By Wesley Spartan
Uganda has been named among three African countries that in the first six months of this year asked administrators of social networking site Facebook for details of one of its users.
Ofwono Opondo, the executive director of Uganda Media Centre, yesterday said police filed the request in relation to a “cybercrime”, whose specifics he could not provide.
The Interception of Communications Act 2010 empowers the State – upon securing a court warrant - to intercept any electronic or hardcopy correspondence, and Mr Opondo said the request was legal.
“It is not that we don’t know what the users are doing. The purpose [of the formal request to Facebook administrators] was to facilitate prosecution; to make the case tighter,” he said.
Facebook turned down the request, as it did for Egypt and Botswana. Police deputy spokesperson Patrick Onyango said he was on a trip, and would not say if they would re-apply for the information denied because government failed to meet the requirements.
The growth in Internet use has resulted in proliferation of online criminal activity, which governments cite as justification to monitor electronic communication, including social networking sites, to prevent sophisticated crime.
Data intercepts
American whistleblower Edward Snowden, in leaked dossiers showed the US government was already carrying out huge telephone and email data intercepts, implying many governments are likely hacking into communications of citizens without their knowledge.
In Facebook’s first Global Government Requests Report released on Tuesday, the networking site echoed its commitment to protect users’ privacy and said it would disclose information to governments if they “meet a very high legal bar with each individual request in order to receive any information about any of our users”.
Whereas Facebook turned down the handful requests from the three African countries, it disclosed roughly eight in every 10 user details the US government sought, and 69 per cent of UK requests.
This could imply either government fulfilled the site’s criteria or leveraged on their clout.
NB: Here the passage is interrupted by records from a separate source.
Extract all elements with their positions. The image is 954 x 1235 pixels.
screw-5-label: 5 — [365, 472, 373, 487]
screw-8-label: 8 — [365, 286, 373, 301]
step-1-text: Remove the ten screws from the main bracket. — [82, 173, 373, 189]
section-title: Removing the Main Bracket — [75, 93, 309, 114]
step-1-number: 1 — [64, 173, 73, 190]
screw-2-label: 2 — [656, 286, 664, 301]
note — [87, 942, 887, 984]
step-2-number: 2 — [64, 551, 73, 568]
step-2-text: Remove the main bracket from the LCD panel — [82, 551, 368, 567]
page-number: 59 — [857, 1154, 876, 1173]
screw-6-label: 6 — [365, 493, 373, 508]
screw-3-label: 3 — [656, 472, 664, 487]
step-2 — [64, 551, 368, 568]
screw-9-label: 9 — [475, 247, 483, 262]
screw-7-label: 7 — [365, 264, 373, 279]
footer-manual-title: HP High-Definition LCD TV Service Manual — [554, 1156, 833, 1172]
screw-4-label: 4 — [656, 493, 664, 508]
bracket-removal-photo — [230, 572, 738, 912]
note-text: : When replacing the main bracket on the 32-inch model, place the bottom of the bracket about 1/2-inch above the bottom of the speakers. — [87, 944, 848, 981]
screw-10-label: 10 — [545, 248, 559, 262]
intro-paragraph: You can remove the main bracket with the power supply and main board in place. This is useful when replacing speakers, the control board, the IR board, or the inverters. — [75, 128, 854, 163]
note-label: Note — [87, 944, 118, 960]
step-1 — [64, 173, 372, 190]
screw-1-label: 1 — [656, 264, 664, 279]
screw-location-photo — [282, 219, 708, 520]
India, Italy, France, Germany and Australia were among the top 51 countries that made formal requests.
On Wednesday, Makerere University lecturer Gerald Businge, who teaches New Media, said governments’ have a right to obtain any information with justification. “The major issue is whether users can trust social media sites with private information or leverage on them. People should be cautious of what they reveal on social media,” he said.
Security minister Muruli Mukasa early this year announced that they had set up a social media monitoring unit to check proliferation of cybercrime in the country.